Thus, levy of excise duty on alcohol must have a source in a statute
legislated in terms of Entry 51, List II of the Seventh Schedule of the
Constitution of India. It must have a direct relationship with manufacture of
Arrack. By reason of Sub-rule (3) of Rule 14 of the Rules, no period of time has
been specified. It has been so done under an executive order issued by the
Commissioner of Excise. The Authority did not and in fact could not levy a tax
on manufacture in terms of the said circular or otherwise. As no time limit has
been specified by reason of a statute, the question of imposing any penalty for
non-compliance of the statutory provisions does not arise. It contemplates an
additional levy. Source for such additional levy having regard to the nature of
the circular must be found in terms and conditions of the licence. Such terms
and conditions of licence are fixed by the State by reason of the provisions of
the Act made in terms of Entry 8 of List II of the Seventh Schedule of the
Constitution of India. Such payments are, therefore, made in pursuance of or in
furtherance of the terms of the licence which is referable to Entry 8 and not
as a tax on manufacture. This aspect of the matter has been considered by a
Constitution Bench of this Court in State of Kerala and Others v. Maharashtra
Distilleries Ltd. and Others [(2005) 11 SCC 1] stating:
"79. In this connection we may usefully refer to the decision of this
Court in State of Punjab v. Devans Modern Breweries Ltd. In that case the State
of Kerala was also a party. The State had imposed tax on import of potable
liquor manufactured in other States. The stand of the State was that it was
within the province of the State to impose restriction on import of potable
liquor by imposing import duty. The aforesaid duty had not been imposed by the
State in exercise of its statutory power conferred upon it in terms of Entry 51
List II of the Seventh Schedule to the Constitution but regulatory power as
envisaged in Entry 8 thereof. The contention raised on behalf of the
respondents was that the requirements of Articles 301 and 304 of the
Constitution were to be complied with in view of the fact that the duty of
import must conform to the provisions of Entry 51 of List II. The submission of
the respondents was rejected and those advanced on behalf of the State of Kerala
were accepted. This Court observed that the word fee is not used in the strict
sense to attract the doctrine of quid pro quo. This was the price or
consideration which the State Government had charged for parting with its
privilege and granting the same to the vendors. Therefore, the amount charged
was neither a fee nor a tax but was in the nature of price of a privilege which
the purchaser had to pay in any trading and business in noxious article/goods.

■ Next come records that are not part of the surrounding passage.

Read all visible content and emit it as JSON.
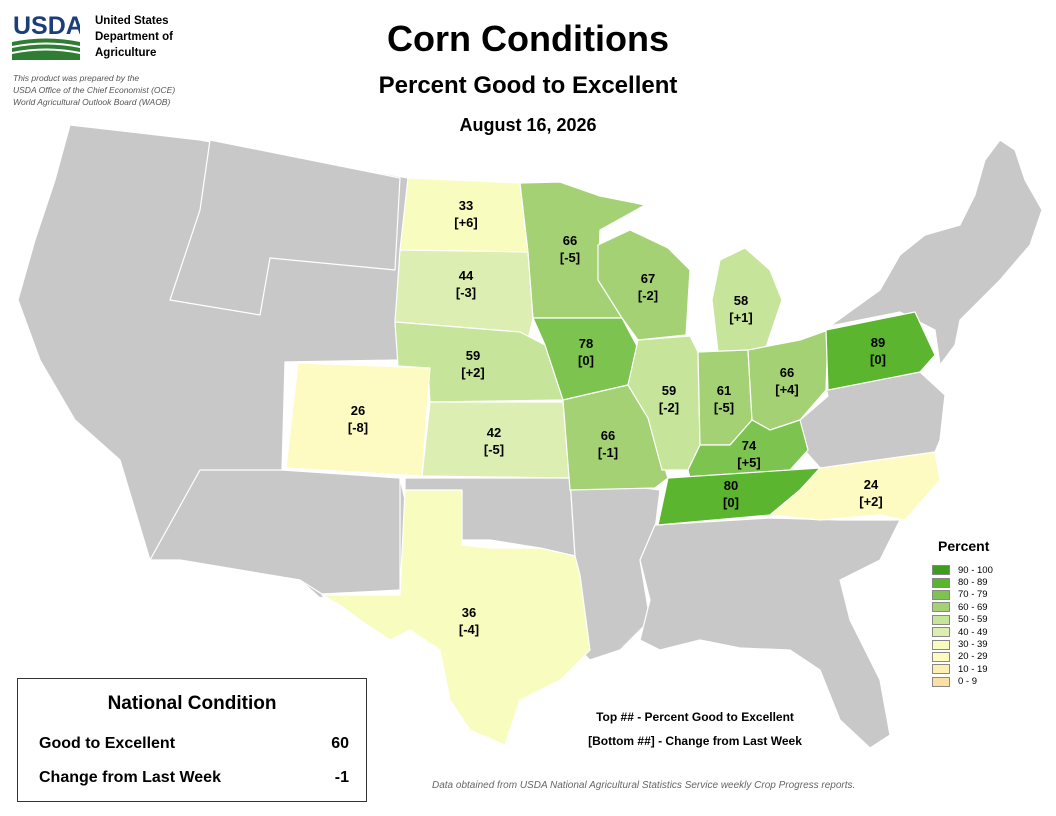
{
  "header": {
    "logo_text": "USDA",
    "agency_lines": [
      "United States",
      "Department of",
      "Agriculture"
    ],
    "prepared_lines": [
      "This product was prepared by the",
      "USDA Office of the Chief Economist (OCE)",
      "World Agricultural Outlook Board (WAOB)"
    ]
  },
  "title": "Corn Conditions",
  "subtitle": "Percent Good to Excellent",
  "date": "August 16, 2026",
  "colors": {
    "no_data": "#c8c8c8",
    "border": "#ffffff"
  },
  "legend": {
    "title": "Percent",
    "items": [
      {
        "label": "90 - 100",
        "color": "#3c9e1c"
      },
      {
        "label": "80 - 89",
        "color": "#5bb52e"
      },
      {
        "label": "70 - 79",
        "color": "#7cc350"
      },
      {
        "label": "60 - 69",
        "color": "#a3d174"
      },
      {
        "label": "50 - 59",
        "color": "#c6e49a"
      },
      {
        "label": "40 - 49",
        "color": "#ddeeb2"
      },
      {
        "label": "30 - 39",
        "color": "#f8fcbe"
      },
      {
        "label": "20 - 29",
        "color": "#fdfac2"
      },
      {
        "label": "10 - 19",
        "color": "#fcefb6"
      },
      {
        "label": "0 - 9",
        "color": "#fbe0a6"
      }
    ]
  },
  "states": [
    {
      "code": "ND",
      "value": 33,
      "change": "[+6]"
    },
    {
      "code": "SD",
      "value": 44,
      "change": "[-3]"
    },
    {
      "code": "NE",
      "value": 59,
      "change": "[+2]"
    },
    {
      "code": "KS",
      "value": 42,
      "change": "[-5]"
    },
    {
      "code": "CO",
      "value": 26,
      "change": "[-8]"
    },
    {
      "code": "TX",
      "value": 36,
      "change": "[-4]"
    },
    {
      "code": "MN",
      "value": 66,
      "change": "[-5]"
    },
    {
      "code": "IA",
      "value": 78,
      "change": "[0]"
    },
    {
      "code": "MO",
      "value": 66,
      "change": "[-1]"
    },
    {
      "code": "WI",
      "value": 67,
      "change": "[-2]"
    },
    {
      "code": "IL",
      "value": 59,
      "change": "[-2]"
    },
    {
      "code": "MI",
      "value": 58,
      "change": "[+1]"
    },
    {
      "code": "IN",
      "value": 61,
      "change": "[-5]"
    },
    {
      "code": "OH",
      "value": 66,
      "change": "[+4]"
    },
    {
      "code": "KY",
      "value": 74,
      "change": "[+5]"
    },
    {
      "code": "TN",
      "value": 80,
      "change": "[0]"
    },
    {
      "code": "NC",
      "value": 24,
      "change": "[+2]"
    },
    {
      "code": "PA",
      "value": 89,
      "change": "[0]"
    }
  ],
  "national": {
    "title": "National Condition",
    "rows": [
      {
        "label": "Good to Excellent",
        "value": "60"
      },
      {
        "label": "Change from Last Week",
        "value": "-1"
      }
    ]
  },
  "key_lines": [
    "Top ## - Percent Good to Excellent",
    "[Bottom ##] - Change from Last Week"
  ],
  "source": "Data obtained from USDA National Agricultural Statistics Service weekly Crop Progress reports."
}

This Court held that the permissive privilege to deal in liquor is not a
right at all. The levy charged for parting with its privilege is neither a tax
nor a fee. It is simply a levy for the act of granting permission or for the
exercise of power to part with that privilege. This Court referred to numerous
decisions of this Court which have clearly held that the State has a right to
exercise all forms of control in relation to all aspects regarding potable
alcohol and the State Legislature has exclusive competence to frame laws in
that regard. The State has exclusive right in relation to potable liquor and
there was no fundamental right to do trade or business in intoxicants. The
State in its regulatory power has the right to prohibit absolutely every form
or activity in relation to intoxicants its manufacture, storage, export,
import, sale and possession and all these rights are vested in the State and
indeed without such vesting there can be no effective regulation of various
forms of activities in relation to intoxicants."
A levy is imposed by the State in exercise of its monopoly power.
Even such monopoly power of the State is restricted. [See Kerala Samsthana
Chethu Thozhilali Union v. State of Kerala and Others, (2006) 4 SCC 327] There
is another aspect of the matter. The time period fixed for blending is not
under a statute. 15 days' time is not necessary for the purpose of manufacture
of excisable articles. It is a time fixed by the Commissioner. Furthermore,
levy is not on manufacture. Blending even otherwise is not prohibited. No time
limit was fixed under the statute.
Public health was not the subject matter of the said Circular. It laid down
only a process of bottling. It was, thus, issued with a view to regulate the
trade. It would, however, not be an additional duty and, therefore, not a tax
on manufacture. What would be a tax on manufacture has recently been considered
in Commnr. Of Central Excise v. M/s. Indian Aluminium Co.
Ltd. [2006 (10) SCALE 34].
We, therefore, are of the opinion that the Tribunal and the High Court were
correct in their views that Section 43B of the Act was not attracted in the
case.
An excise duty which is in the nature of tax can be imposed only by a
statute which answers the description of Article 265 of the Constitution of
India.
We, therefore, are of the opinion that the Tribunal and the High Court have
not committed any error in passing the impugned judgment. The appeal is
dismissed with costs. Counsel's fee assessed at Rs. 25,000/-.